Die Junggesellin aus Oyten bei Bremen ist die erste Frau überhaupt, die es bislang in die Zimmerer-Nationalmannschaft geschafft hat. Und sie ist auch das einzige Nordlicht im sechsköpfigen Team plus Trainer. „Wenn die anderen Dialekt sprechen, habe ich schon mal Schwierigkeiten zu folgen“, berichtet Wiesenmüller mit einem Schmunzeln. Ein Training war zuletzt und publikumswirksam auf der Messe DACH+HOLZ angesetzt.
700 Kilometer Anreise für ein Training der Zimmerer-Nationalmannschaft
Noch vor der EM wird ein Teammitglied ausscheiden, es kann also auch Katja Wiesenmüller treffen. „Ich muss noch gut was zulegen und lernen“, sagt die Drittplatzierte bei der deutschen Meisterschaft. Um am Ende dabei zu sein, nimmt die 21-Jährige einiges in Kauf. Die Trainings sind immer im Süden der Republik, im Dezember etwa war Wiesenmüller rund 700 Kilometer unterwegs für den Trip nach Biberach. Dafür opfert sie gerne auch ihren kompletten Jahresurlaub.

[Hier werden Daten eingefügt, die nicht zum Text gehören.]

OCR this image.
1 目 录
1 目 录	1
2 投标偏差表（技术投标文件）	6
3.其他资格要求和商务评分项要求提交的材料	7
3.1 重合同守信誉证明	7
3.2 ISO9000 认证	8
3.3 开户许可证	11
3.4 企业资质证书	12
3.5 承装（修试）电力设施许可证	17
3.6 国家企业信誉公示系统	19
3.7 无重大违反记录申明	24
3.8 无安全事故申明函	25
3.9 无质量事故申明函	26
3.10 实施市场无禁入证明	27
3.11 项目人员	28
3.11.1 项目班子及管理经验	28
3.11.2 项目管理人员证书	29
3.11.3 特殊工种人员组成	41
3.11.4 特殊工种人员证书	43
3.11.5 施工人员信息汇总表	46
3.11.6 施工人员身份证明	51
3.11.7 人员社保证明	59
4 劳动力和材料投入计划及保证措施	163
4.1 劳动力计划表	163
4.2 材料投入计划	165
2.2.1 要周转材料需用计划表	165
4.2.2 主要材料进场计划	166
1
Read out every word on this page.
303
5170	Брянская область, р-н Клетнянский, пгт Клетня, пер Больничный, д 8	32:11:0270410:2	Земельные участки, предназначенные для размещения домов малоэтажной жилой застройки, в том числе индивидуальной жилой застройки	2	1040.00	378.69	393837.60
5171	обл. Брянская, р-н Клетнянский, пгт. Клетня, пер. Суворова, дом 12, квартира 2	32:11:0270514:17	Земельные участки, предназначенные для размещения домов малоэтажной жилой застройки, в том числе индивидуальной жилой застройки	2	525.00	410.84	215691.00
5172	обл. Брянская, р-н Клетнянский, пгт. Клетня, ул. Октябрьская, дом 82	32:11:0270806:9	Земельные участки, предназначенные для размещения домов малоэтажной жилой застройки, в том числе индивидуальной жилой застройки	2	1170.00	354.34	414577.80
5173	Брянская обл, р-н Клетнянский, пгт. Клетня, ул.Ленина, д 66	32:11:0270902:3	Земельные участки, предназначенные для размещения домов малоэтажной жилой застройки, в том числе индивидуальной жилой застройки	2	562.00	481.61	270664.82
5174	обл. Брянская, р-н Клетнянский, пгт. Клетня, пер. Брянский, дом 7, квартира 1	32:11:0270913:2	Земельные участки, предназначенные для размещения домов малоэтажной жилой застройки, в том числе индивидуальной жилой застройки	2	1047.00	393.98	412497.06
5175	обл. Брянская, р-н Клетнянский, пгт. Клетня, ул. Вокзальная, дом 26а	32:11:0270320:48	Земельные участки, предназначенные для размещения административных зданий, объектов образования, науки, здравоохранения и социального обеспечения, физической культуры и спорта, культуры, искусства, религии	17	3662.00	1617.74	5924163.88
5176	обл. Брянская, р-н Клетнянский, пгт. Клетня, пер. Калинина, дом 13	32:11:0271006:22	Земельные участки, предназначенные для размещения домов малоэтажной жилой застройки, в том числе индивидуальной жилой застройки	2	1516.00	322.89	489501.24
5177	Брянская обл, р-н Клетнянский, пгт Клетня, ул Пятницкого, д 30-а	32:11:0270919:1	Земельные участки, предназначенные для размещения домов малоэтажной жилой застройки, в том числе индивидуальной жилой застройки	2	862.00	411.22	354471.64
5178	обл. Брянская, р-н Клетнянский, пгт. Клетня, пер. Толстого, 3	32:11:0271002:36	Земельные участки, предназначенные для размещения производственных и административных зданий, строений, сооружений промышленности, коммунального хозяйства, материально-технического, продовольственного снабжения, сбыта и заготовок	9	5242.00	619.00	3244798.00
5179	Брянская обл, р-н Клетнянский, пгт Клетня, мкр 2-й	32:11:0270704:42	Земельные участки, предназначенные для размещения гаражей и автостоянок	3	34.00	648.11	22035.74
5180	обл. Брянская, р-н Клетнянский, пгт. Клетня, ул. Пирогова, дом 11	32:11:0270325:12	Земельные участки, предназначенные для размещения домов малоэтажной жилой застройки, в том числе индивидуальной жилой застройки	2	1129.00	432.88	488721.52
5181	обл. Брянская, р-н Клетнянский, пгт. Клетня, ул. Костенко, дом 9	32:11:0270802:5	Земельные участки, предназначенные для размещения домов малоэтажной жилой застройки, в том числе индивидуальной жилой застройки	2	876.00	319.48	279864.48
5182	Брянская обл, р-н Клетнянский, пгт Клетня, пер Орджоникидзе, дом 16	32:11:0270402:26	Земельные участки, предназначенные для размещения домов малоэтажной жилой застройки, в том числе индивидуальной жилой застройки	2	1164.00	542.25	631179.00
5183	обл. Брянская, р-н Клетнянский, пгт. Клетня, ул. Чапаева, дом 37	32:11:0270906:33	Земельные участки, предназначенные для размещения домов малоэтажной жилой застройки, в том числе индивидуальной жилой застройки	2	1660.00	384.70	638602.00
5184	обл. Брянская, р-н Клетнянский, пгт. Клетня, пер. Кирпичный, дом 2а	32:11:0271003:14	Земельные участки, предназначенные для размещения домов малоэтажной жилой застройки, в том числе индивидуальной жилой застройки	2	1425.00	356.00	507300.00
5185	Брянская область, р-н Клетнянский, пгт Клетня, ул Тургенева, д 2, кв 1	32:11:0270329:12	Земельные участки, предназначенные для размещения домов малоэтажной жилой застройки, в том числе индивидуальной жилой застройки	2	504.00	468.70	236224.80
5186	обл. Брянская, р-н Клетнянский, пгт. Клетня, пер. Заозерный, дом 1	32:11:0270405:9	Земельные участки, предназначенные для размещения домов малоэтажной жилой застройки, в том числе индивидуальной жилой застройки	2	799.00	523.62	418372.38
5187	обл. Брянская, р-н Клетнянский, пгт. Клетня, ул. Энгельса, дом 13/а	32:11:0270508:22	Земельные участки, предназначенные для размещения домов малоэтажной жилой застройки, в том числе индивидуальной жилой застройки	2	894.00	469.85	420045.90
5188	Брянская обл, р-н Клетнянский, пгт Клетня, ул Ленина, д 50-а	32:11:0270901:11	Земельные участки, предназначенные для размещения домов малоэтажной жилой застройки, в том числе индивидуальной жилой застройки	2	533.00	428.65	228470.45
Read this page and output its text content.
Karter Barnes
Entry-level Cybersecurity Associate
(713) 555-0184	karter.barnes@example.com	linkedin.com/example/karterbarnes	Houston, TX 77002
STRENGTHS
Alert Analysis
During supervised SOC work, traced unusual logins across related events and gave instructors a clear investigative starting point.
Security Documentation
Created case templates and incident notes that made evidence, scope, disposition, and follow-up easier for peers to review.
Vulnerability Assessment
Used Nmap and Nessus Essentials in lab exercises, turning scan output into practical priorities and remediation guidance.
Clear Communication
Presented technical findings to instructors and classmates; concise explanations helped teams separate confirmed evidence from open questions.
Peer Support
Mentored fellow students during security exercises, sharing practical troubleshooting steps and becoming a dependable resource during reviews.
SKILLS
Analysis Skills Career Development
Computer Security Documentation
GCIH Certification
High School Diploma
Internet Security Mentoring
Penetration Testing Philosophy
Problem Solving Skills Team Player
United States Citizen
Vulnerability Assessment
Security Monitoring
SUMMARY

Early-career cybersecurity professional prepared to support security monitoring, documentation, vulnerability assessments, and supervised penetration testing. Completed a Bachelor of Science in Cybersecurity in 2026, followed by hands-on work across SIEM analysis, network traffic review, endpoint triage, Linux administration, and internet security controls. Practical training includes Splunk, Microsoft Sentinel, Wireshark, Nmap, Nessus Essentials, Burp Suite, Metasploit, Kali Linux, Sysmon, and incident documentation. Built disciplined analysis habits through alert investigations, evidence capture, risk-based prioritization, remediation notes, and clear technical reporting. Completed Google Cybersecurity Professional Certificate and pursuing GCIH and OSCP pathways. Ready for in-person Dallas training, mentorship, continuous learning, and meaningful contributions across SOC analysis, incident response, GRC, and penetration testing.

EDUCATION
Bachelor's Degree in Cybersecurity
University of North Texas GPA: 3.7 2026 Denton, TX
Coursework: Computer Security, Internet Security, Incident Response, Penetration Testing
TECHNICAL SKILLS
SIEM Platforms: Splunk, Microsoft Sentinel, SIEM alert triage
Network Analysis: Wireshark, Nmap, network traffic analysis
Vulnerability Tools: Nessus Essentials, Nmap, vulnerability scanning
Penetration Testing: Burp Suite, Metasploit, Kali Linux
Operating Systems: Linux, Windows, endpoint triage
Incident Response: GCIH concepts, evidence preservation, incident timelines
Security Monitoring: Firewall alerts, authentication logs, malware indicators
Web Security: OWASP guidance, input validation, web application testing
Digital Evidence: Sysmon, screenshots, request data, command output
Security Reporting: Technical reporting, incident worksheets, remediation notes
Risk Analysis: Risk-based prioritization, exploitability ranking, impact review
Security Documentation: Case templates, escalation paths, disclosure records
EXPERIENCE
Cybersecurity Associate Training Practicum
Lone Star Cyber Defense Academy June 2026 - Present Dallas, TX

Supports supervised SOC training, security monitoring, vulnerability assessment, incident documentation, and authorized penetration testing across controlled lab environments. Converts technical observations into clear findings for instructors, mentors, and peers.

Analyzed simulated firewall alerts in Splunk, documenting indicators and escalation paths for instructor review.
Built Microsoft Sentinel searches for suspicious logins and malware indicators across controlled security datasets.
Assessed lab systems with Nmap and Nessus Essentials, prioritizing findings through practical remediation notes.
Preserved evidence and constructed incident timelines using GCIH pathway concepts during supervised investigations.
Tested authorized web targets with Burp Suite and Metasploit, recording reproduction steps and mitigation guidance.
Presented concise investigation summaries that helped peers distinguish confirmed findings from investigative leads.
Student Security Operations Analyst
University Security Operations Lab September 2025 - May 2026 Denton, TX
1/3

Zimmerergesellin spielt auch Fußball auf gutem Amateurniveau
Nach dem Abitur hat die 21-Jährige zunächst mal ein freiwilliges soziales Jahr im Bereich Sport am Domgymnasium in Verden gemacht hat. Kein Wunder, denn Sport ist ihre zweite große Leidenschaft. „Ich komme aus einer Fußballerfamilie und spiele selbst im Frauenteam beim TSV Bassen und Tennis beim TC Oyten“, erzählt die Zimmerer-Gesellin. Auch hier ist Ehrgeiz und Spaß am Wettbewerb vorhanden. Sie spielt auf gutem Amateurniveau mit insgesamt dreimal Training plus Spiel am Wochenende – alles neben dem Job und der Zimmerer-Nationalmannschaft. „Sport ist ein Ausgleich, wenn ich nach der Arbeit kaputt bin. Auch wenn ich mich zerschlagen fühle, absagen beim Training ist nicht meine Sache. Das bringe ich nicht übers Herz.“
Erste Berufsidee war Bootsbauerin
Doch zurück zum Werdegang: Wie kommt eine Abiturientin mit Leistungskurs Kunst zum Beruf des Zimmerers? „Handwerk liegt bei uns in der Familie. Mein Uropa war Zimmerer, mein Opa wollte gerne Zimmerer lernen und ist dann Tischler geworden. Und mein Vater hat einen Elektro-Betrieb“, berichtet Wiesenmüller. Doch Elektro sei zwar schon cool, aber eben nicht so ihr Ding. Sie hat dann einen sogenannten geva-test zur beruflichen Selbsteinschätzung gemacht. Und dabei kam heraus, dass Bootsbauerin ein guter Beruf für sie sein könnte. „Mein Hobby Segeln passt gut, aber es hat nicht geklappt mit den Bewerbungen bei Werften in der Region.“
Den Zimmerer-Chef auf der Haus-Baustelle der Eltern kennengelernt
Dann half ein bisschen der Zufall, um im Zimmerer-Handwerk zu landen. „Meine Eltern haben sich ein Haus gebaut und da wurde natürlich auch viel in Eigenarbeit gemacht“, berichtet Wiesenmüller. Sie war selbst auch mit auf der Baustelle und dort hat sie dann ihren jetzigen Chef getroffen. Philip Warnke hatte dort mit seinem Team das Obergeschoss und das Dach gemacht. „Da kam dann die Frage auf: Kann ich nicht bei euch eine Ausbildung machen? Und nach der Zusage habe ich sofort losgelegt“, erinnert sich Wiesenmüller. Es hätte auch schiefgehen können, dann wäre sie eben um eine Erfahrung reicher gewesen. „Ist aber alles super gelaufen in der Ausbildung, es passt mit dem Team und dem Chef.“
Volle Rückendeckung im Betrieb für die Zimmerer-Nationalmannschaft
Im Betrieb Warnke Holzbau GmbH stehen sie alle voll hinter ihrer Zimmerer-Gesellin. „Mein Chef unterstützt meine Mitgliedschaft in der Zimmerer-Nationalmannschaft, wo er kann. Zuletzt war ich unter der Woche zwei Tage nicht im Betrieb, sondern im Ausbildungszentrum in Stade zum Üben“, sagt die 21-Jährige. Mit Philip Warnke ist auch gemeinsam abgesprochen worden, dass die junge Frau schnell ihren Meister in Vollzeit macht, auch wenn sie dann ein Jahr weg sein wird. „Die Idee ist, dass ich meinen Chef danach als angestellte Meisterin im Büro entlasten kann“, sagt Wiesenmüller.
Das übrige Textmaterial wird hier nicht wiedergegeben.